MPRG : 機械知覚&ロボティクスグループ／中部大学

03 Jun 2024 国際会議

Human-like Guidance by Generating Navigation Using Spatial-Temporal Scene Graph

Author: Hayato Suzuki, Kota Shimomura, Tsubasa Hirakawa, Takayoshi Yamashita, Hironobu Fujiyoshi, Shota Ohkubo, Takuya Nanri, Wang Siyuan
Publication: IEEE Intelligent Vehicle Symposium, 2024

Download: PDF (English)

Vehicle navigation systems use both GPS and map data, primarily information derived from map data. Conventional navigation systems assume that the user will look directly at the display to check information. Simultaneously provided text and voice often play only a supplementary role, which can lead to driver distraction and misinterpretation. In contrast, human navigation utilizes visual information, potentially reducing the cognitive load on drivers. Human-like Guidance is aimed at realizing a driving assistance system that supports navigation akin to human guidance. Implementing Human-like Guidance, requires the handling of video footage from in-vehicle cameras during vehicle operation, suggesting the need for an approach combining image recognition and language model.
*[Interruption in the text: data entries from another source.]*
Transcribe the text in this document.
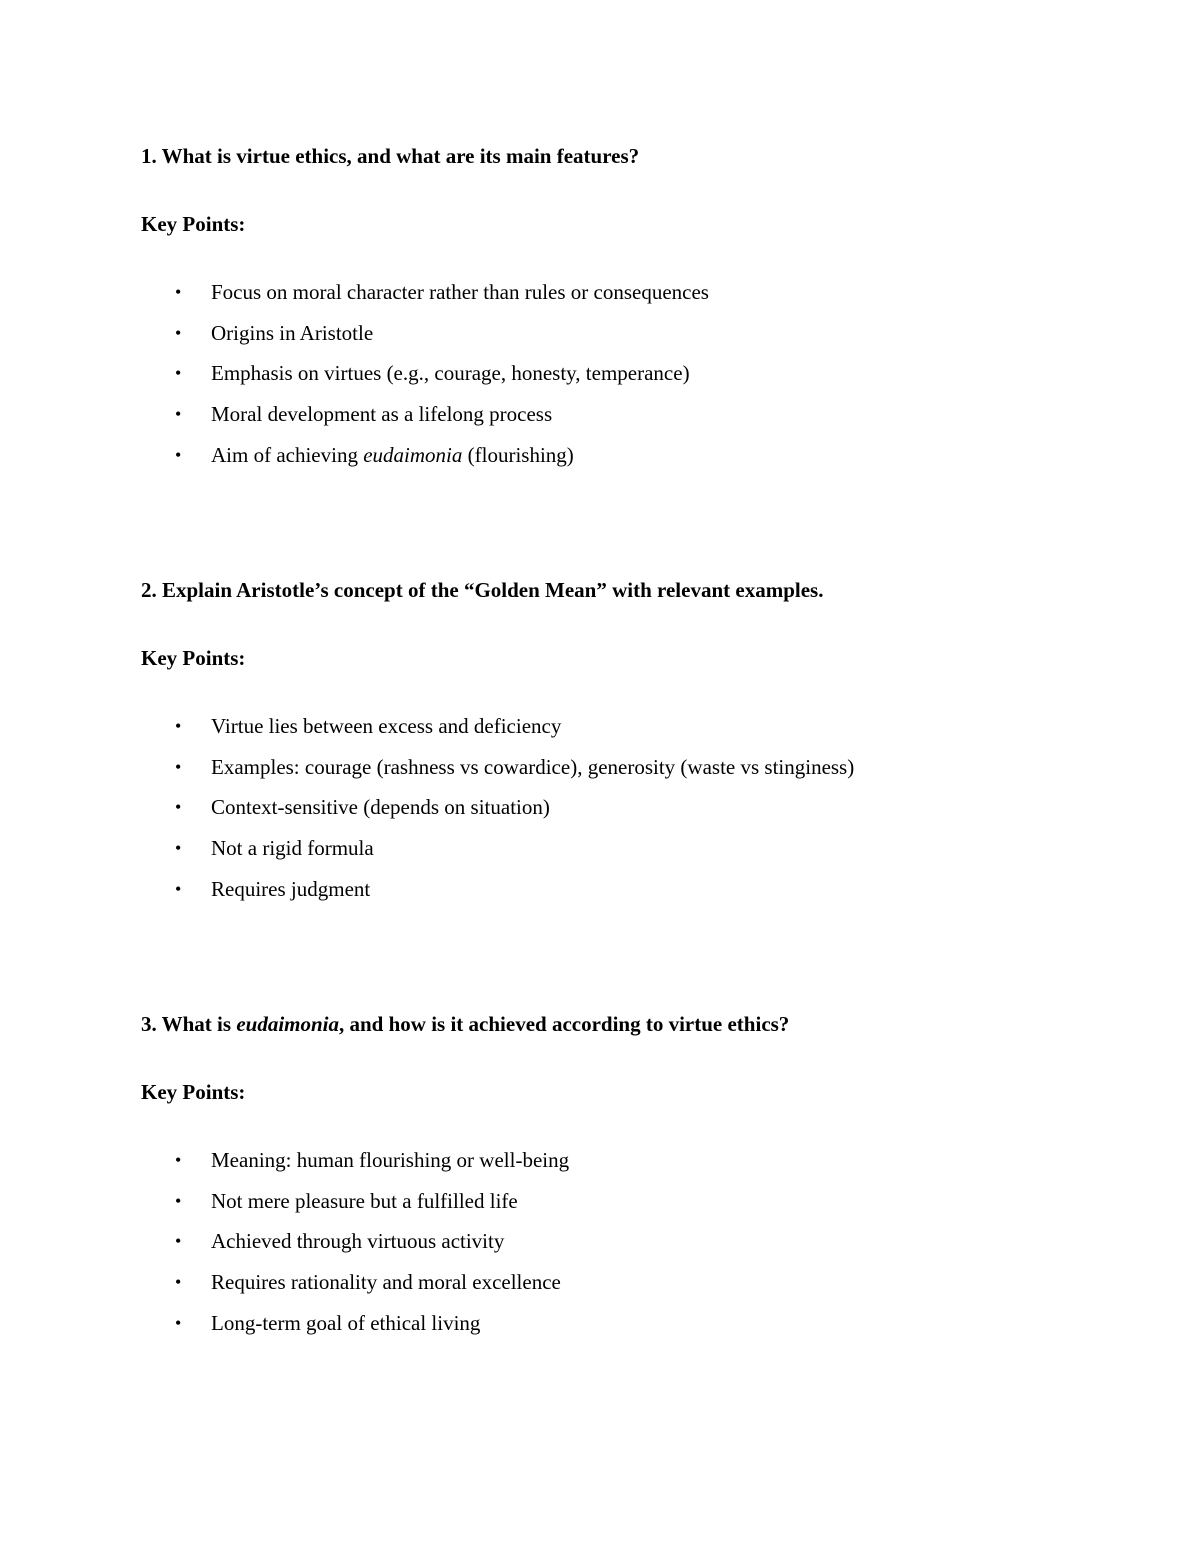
1. What is virtue ethics, and what are its main features?

Key Points:

• Focus on moral character rather than rules or consequences
• Origins in Aristotle
• Emphasis on virtues (e.g., courage, honesty, temperance)
• Moral development as a lifelong process
• Aim of achieving eudaimonia (flourishing)

2. Explain Aristotle’s concept of the “Golden Mean” with relevant examples.

Key Points:

• Virtue lies between excess and deficiency
• Examples: courage (rashness vs cowardice), generosity (waste vs stinginess)
• Context-sensitive (depends on situation)
• Not a rigid formula
• Requires judgment

3. What is eudaimonia, and how is it achieved according to virtue ethics?

Key Points:

• Meaning: human flourishing or well-being
• Not mere pleasure but a fulfilled life
• Achieved through virtuous activity
• Requires rationality and moral excellence
• Long-term goal of ethical living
However, images captured during operation often contain superfluous information, making the selection of relevant objects for navigation challenging. Moreover, relying solely on image information makes it difficult to consider the relationship with surrounding objects. Therefore, this study proposes a Spatial-Temporal Scene Graph that can represent spatial and temporal information of objects from driving scene videos. Furthermore, we achieve Human-like Guidance through navigation generation using features extracted from the Spatial-Temporal Scene Graph. Our results show that our proposed method improves the accuracy of navigation generation accuracy compared to traditional image-based navigation methods. In addition, the use of a Spatial-Temporal Scene Graph enables the generation of human-like navigation that focuses on the movements of surrounding vehicle objects.